A holy Earth Day to you
No, I'm not talking about Passover or Orthodox Easter, days that are set aside by pious believers to worship God and recall His actions to intervene in human history. Rather, I mean a day set aside to worship creation and advocate the suppression of human freedom in the name of a greater good. Or, as most of us call it, Earth Day.
Everyone in the publishing industry (except WND Books, it would seem) is observing the solemn day with proper piety. Publishers Weekly dedicated their daily newsletter to the topic and treated us to important stories such as "Random Reviews its Green Progress" and "Penguin Classics Goes Green With Nature Conservancy." Of course, there is a certain degree of irony for a business built around the destruction of trees to call itself green, but it's also an industry that tilts to the left, so no doubt these enviro-efforts are more penance than PR.

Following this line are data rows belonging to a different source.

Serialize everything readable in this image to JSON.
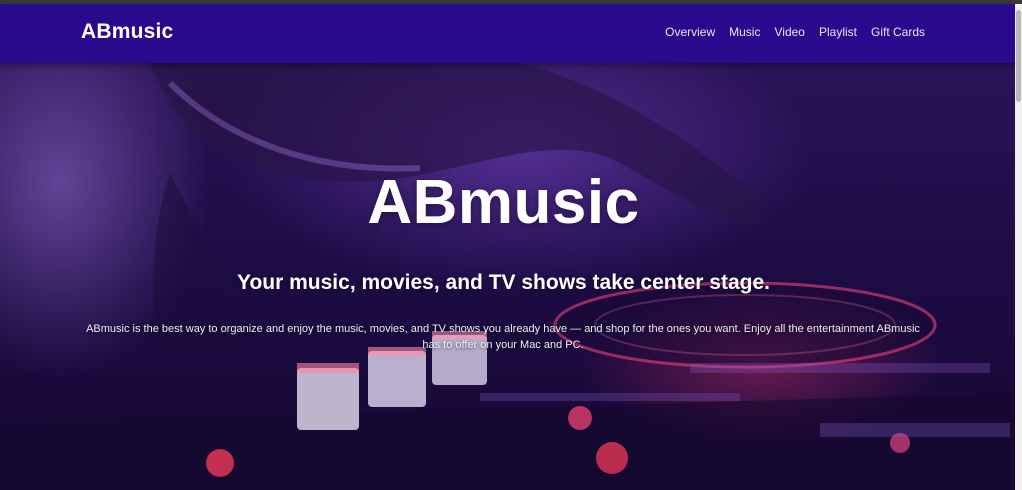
{
  "nav": {
    "brand": "ABmusic",
    "links": [
      "Overview",
      "Music",
      "Video",
      "Playlist",
      "Gift Cards"
    ]
  },
  "hero": {
    "title": "ABmusic",
    "subtitle": "Your music, movies, and TV shows take center stage.",
    "description": "ABmusic is the best way to organize and enjoy the music, movies, and TV shows you already have — and shop for the ones you want. Enjoy all the entertainment ABmusic has to offer on your Mac and PC."
  },
  "colors": {
    "navbar": "#2a0a8c",
    "hero_overlay": "#1e0c46",
    "accent_glow": "#ff3c78",
    "text": "#ffffff"
  }
}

Since the Pope has gone back home to the Vatican, allow me to be your guide to some of the sacred Earth Day observances from around the Web:
- We're treated to a special Google holiday logo for this sacred day. Only very important days, such as Alexander Graham Bell's Birthday on March 3, make the list of holiday logos. (Pedestrian events like Easter need not apply.)
- Major League Baseball boasts a number of Earth Day observances, including the Seattle Mariners' decision to stage "the first carbon neutral game in MLB history." Fans attending the Reds-Dodgers game in Cincy will receive free night lights. (If this will help the batters in Torre's lineup who are hitting under .200 to see the ball, then I support it.)
- The U.S. government has an official Earth Day website. The Feds may not be able to guard our borders, but they do provide us with an indispensable eco-liturgy such as "use the microwave to cook small meals" and "sweep outside instead of using a hose." Thank you, Saint George.